Larson has long been one of the most effective union lobbyists on Capitol Hill, someone who’s able to work with politicians with egos so big they won’t fit through the door. But nothing could have prepared him for a call he once received from Ed Mooney, one of the CWA’s regional vice presidents.

Peeved that Larson hadn’t returned an earlier call (he was on vacation at the time), Mooney launched into a homophobic tirade.

“Do you know who I am?! Do you know who I am?! Mooney shouted.

Larson answered, “You’re Ed Mooney.”

“I’m a vice president of this union,” he shot back. “I know who you are you are! You’re a cocksucking faggot!”

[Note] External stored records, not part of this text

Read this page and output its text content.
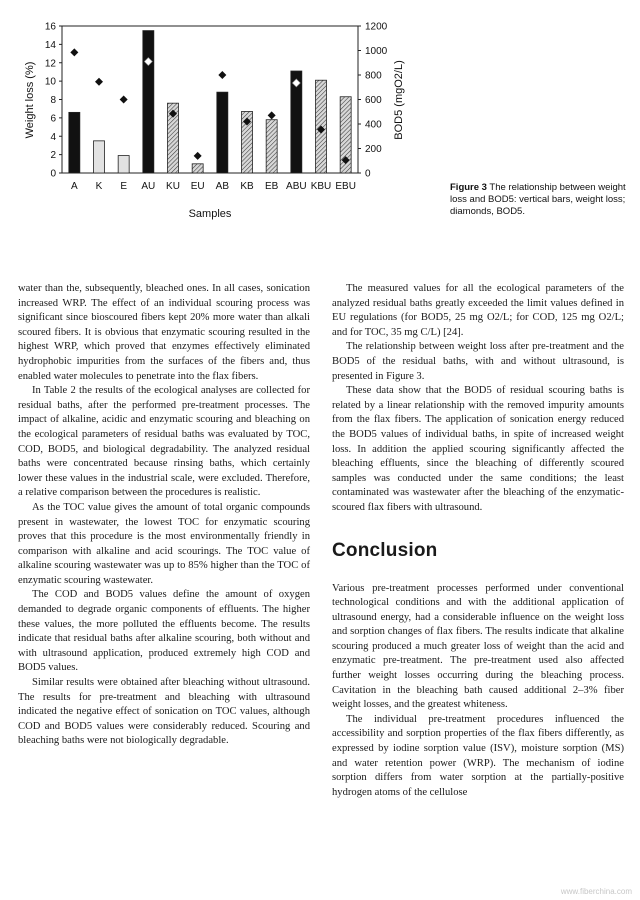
0
2
4
6
8
10
12
14
16
0
200
400
600
800
1000
1200
A K E AU KU EU AB KB EB ABU KBU EBU
Weight loss (%)	BOD5 (mgO2/L)
Samples
Figure 3 The relationship between weight loss and BOD5: vertical bars, weight loss; diamonds, BOD5.

water than the, subsequently, bleached ones. In all cases, sonication increased WRP. The effect of an individual scouring process was significant since bioscoured fibers kept 20% more water than alkali scoured fibers. It is obvious that enzymatic scouring resulted in the highest WRP, which proved that enzymes effectively eliminated hydrophobic impurities from the surfaces of the fibers and, thus enabled water molecules to penetrate into the flax fibers.

In Table 2 the results of the ecological analyses are collected for residual baths, after the performed pre-treatment processes. The impact of alkaline, acidic and enzymatic scouring and bleaching on the ecological parameters of residual baths was evaluated by TOC, COD, BOD5, and biological degradability. The analyzed residual baths were concentrated because rinsing baths, which certainly lower these values in the industrial scale, were excluded. Therefore, a relative comparison between the procedures is realistic.

As the TOC value gives the amount of total organic compounds present in wastewater, the lowest TOC for enzymatic scouring proves that this procedure is the most environmentally friendly in comparison with alkaline and acid scourings. The TOC value of alkaline scouring wastewater was up to 85% higher than the TOC of enzymatic scouring wastewater.

The COD and BOD5 values define the amount of oxygen demanded to degrade organic components of effluents. The higher these values, the more polluted the effluents become. The results indicate that residual baths after alkaline scouring, both without and with ultrasound application, produced extremely high COD and BOD5 values.

Similar results were obtained after bleaching without ultrasound. The results for pre-treatment and bleaching with ultrasound indicated the negative effect of sonication on TOC values, although COD and BOD5 values were considerably reduced. Scouring and bleaching baths were not biologically degradable.

The measured values for all the ecological parameters of the analyzed residual baths greatly exceeded the limit values defined in EU regulations (for BOD5, 25 mg O2/L; for COD, 125 mg O2/L; and for TOC, 35 mg C/L) [24].

The relationship between weight loss after pre-treatment and the BOD5 of the residual baths, with and without ultrasound, is presented in Figure 3.

These data show that the BOD5 of residual scouring baths is related by a linear relationship with the removed impurity amounts from the flax fibers. The application of sonication energy reduced the BOD5 values of individual baths, in spite of increased weight loss. In addition the applied scouring significantly affected the bleaching effluents, since the bleaching of differently scoured samples was conducted under the same conditions; the least contaminated was wastewater after the bleaching of the enzymatic-scoured flax fibers with ultrasound.

Conclusion

Various pre-treatment processes performed under conventional technological conditions and with the additional application of ultrasound energy, had a considerable influence on the weight loss and sorption changes of flax fibers. The results indicate that alkaline scouring produced a much greater loss of weight than the acid and enzymatic pre-treatment. The pre-treatment used also affected further weight losses occurring during the bleaching process. Cavitation in the bleaching bath caused additional 2–3% fiber weight losses, and the greatest whiteness.

The individual pre-treatment procedures influenced the accessibility and sorption properties of the flax fibers differently, as expressed by iodine sorption value (ISV), moisture sorption (MS) and water retention power (WRP). The mechanism of iodine sorption differs from water sorption at the partially-positive hydrogen atoms of the cellulose

www.fiberchina.com
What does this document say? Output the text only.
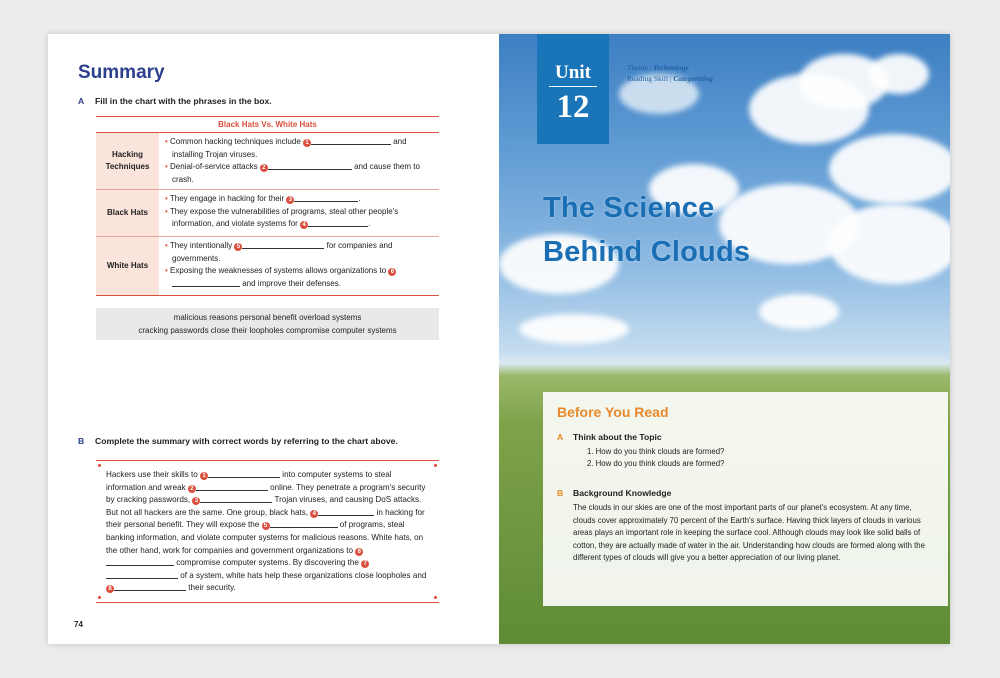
Summary
A Fill in the chart with the phrases in the box.
Black Hats Vs. White Hats
Hacking Techniques
• Common hacking techniques include 1	and installing Trojan viruses.
• Denial-of-service attacks 2	and cause them to crash.
Black Hats
• They engage in hacking for their 3	.
• They expose the vulnerabilities of programs, steal other people's information, and violate systems for 4	.
White Hats
• They intentionally 5	for companies and governments.
• Exposing the weaknesses of systems allows organizations to 6 and improve their defenses.
malicious reasons personal benefit overload systems
cracking passwords close their loopholes compromise computer systems
B Complete the summary with correct words by referring to the chart above.
Hackers use their skills to 1	into computer systems to steal information and wreak 2	online. They penetrate a program's security by cracking passwords, 3	Trojan viruses, and causing DoS attacks. But not all hackers are the same. One group, black hats, 4	in hacking for their personal benefit. They will expose the 5	of programs, steal banking information, and violate computer systems for malicious reasons. White hats, on the other hand, work for companies and government organizations to 6 compromise computer systems. By discovering the 7 of a system, white hats help these organizations close loopholes and 8	their security.
74
Unit
12
Theme | Technology
Reading Skill | Categorizing
The Science
Behind Clouds
Before You Read
A Think about the Topic
1. How do you think clouds are formed?
2. How do you think clouds are formed?
B Background Knowledge
The clouds in our skies are one of the most important parts of our planet's ecosystem. At any time, clouds cover approximately 70 percent of the Earth's surface. Having thick layers of clouds in various areas plays an important role in keeping the surface cool. Although clouds may look like solid balls of cotton, they are actually made of water in the air. Understanding how clouds are formed along with the different types of clouds will give you a better appreciation of our living planet.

With the CWA convention taking place the following month and Mooney expected to run for president, the union’s executive board launched an investigation into his attack on Larson, as well as charges against Mooney from other minorities. Mooney’s defense? That he didn’t know Larson was gay and that he would never use the slur with CWA people he knew to be gay. He added that he used the term because he listens to “mobster audio books where the word is used.”

In the end, Mooney was chastised and told to take sensitivity training. More importantly, he was defeated at the convention in his bid to become CWA’s president, losing to Claude Cummings, who is now the union’s first African American president.

IT MAY BE THAT THE PERSON WHOSE STORY says the most about the labor movement’s changed relationship with queers is Liv, an electrician in Washington state.

“I worked for three years in HVAC [home heating and air conditioning]. Then I got laid off during the lockdown.” Out of work and with no savings to fall back on, Liv and her wife Elena moved in with Elena’s parents. Their stay ended abruptly once the parents learned Liv was queer and transgender. The two could have been destitute but for Liv’s membership in the International Brotherhood of Electrical Workers (IBEW).

At first, Liv had been reluctant to reveal her gender identity to her fellow members. “I was really hesitant to get too involved with the union because there are a lot of conservative people in the trades,” Liv said. But once she did come out, Liv found more acceptance and support than she could have imagined. The union’s staff took it upon themselves to protect her from any harassment and dipped into its hardship fund to help the couple avoid going into debt to find housing.

“This union really cares about me as a person,” Liv reflected. “I can’t possibly go back to being non-union.” Maybe the best measure of Liv’s standing among her co-workers is that she now heads up the local’s political action committee.